James Chin, a political science professor and director of the school of arts and social sciences at Monash University Malaysia, said the public, especially middle-class voters, had held high expectations for the promised reforms. He expects that the tabling of the assembly law will “backfire on the government” because the “overwhelming majority of the middle class think that the government has backpedalled on its promises of reform”.
Chin said the proposed law was likely to dent support for Najib among middle-class voters at the next election.
“It will damage his public persona as a reformer,” he said.
Chin believes that lifting the emergency declarations will not give Najib a boost, because he said “the overwhelming majority of Malaysians didn’t even know about the emergency declarations.
Ong Kian Ming, a political analyst and lecturer at UCSI University in Kuala Lumpur, said any boost in support Najib may have received with his September announcement would dissipate with the tabling of the assembly law.
While he believes the proposed law represents a “slight improvement” because demonstrators will no longer require a police permit, Ong said the common public perception of the law and the recent arrests under the security law was negative.
“Both of these things in combination don’t seem to herald a definite shift on the part of Najib to really liberalise political freedoms in the country,” he said.
Chin said that the prohibitive contents of the bill exposed divisions within the government.
“Although Najib wants to roll out the reforms, many senior ministers and the bureaucracy, especially the police and the Attorney-General’s office, are not in favour of reform.
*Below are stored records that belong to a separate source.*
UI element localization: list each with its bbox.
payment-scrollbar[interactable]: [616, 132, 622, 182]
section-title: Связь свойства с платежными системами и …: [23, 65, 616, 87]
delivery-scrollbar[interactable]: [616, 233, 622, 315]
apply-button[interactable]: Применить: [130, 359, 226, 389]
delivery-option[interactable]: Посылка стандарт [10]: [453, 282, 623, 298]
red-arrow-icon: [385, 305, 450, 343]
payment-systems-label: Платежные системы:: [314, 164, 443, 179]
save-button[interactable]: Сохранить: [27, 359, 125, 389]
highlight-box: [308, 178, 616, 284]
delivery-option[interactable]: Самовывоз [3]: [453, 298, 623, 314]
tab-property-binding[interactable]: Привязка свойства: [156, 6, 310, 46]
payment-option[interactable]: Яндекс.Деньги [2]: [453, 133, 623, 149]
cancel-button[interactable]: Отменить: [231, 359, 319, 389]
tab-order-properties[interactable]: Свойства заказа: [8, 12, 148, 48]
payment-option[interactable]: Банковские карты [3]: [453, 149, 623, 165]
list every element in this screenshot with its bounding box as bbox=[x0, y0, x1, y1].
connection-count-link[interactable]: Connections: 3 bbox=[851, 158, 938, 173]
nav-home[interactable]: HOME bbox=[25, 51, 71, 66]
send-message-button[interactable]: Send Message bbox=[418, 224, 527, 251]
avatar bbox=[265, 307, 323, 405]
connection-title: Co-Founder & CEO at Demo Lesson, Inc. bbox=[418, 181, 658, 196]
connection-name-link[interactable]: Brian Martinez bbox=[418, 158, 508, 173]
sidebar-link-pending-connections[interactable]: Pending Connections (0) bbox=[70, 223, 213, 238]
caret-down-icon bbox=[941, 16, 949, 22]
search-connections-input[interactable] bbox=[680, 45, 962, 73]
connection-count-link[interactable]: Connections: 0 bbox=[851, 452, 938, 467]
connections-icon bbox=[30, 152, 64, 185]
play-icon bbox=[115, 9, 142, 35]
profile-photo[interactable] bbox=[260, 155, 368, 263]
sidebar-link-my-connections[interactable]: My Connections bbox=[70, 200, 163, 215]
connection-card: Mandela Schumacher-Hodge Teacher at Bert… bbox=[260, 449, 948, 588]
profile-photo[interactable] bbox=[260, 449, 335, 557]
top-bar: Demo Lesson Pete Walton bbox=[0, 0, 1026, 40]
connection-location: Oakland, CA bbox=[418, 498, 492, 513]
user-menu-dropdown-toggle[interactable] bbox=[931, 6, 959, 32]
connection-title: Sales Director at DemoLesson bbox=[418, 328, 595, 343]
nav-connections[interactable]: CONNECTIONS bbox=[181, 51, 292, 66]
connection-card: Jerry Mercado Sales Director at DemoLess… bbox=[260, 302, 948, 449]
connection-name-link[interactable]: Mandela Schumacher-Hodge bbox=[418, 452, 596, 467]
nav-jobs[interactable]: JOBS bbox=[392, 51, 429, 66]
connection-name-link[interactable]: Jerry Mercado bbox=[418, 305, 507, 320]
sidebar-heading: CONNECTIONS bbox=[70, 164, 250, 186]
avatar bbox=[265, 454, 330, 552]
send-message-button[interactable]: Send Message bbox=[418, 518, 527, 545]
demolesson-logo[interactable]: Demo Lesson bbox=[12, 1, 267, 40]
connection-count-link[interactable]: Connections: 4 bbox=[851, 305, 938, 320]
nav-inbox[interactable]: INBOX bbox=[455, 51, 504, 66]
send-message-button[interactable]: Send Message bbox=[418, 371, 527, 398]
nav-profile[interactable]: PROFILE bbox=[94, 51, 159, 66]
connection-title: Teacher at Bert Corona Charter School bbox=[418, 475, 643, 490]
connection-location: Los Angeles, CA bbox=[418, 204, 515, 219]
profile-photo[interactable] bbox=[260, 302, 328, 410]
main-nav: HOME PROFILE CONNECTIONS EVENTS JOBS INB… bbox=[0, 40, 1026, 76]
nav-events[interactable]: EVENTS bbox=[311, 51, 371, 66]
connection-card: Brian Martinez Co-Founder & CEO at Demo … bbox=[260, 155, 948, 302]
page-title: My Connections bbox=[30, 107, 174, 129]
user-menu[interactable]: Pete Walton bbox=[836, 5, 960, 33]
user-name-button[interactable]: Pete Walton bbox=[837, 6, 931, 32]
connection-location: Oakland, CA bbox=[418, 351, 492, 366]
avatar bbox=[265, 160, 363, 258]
You can also read it as how difficult it is in Malaysia to reform the system that still very much reflects the iron rule of Mahathir,” he said, referring to former prime minister Mahathir Mohamad.
While analysts expect the bill to be approved during this parliamentary session, Ms Sreenevesan did not rule out the possibility that civil society groups may return to the streets to voice their opposition to the proposed law.
“We are looking into all possibilities. I think civil society will be discussing this and see what we can do to make our voices heard,” she said, adding that the government had failed to “read the people”.
“They think that by banning street protests it’s not going to happen. Well, they’re mistaken. If they think they can force people to shut up by having restrictive laws, that’s the totally wrong reaction.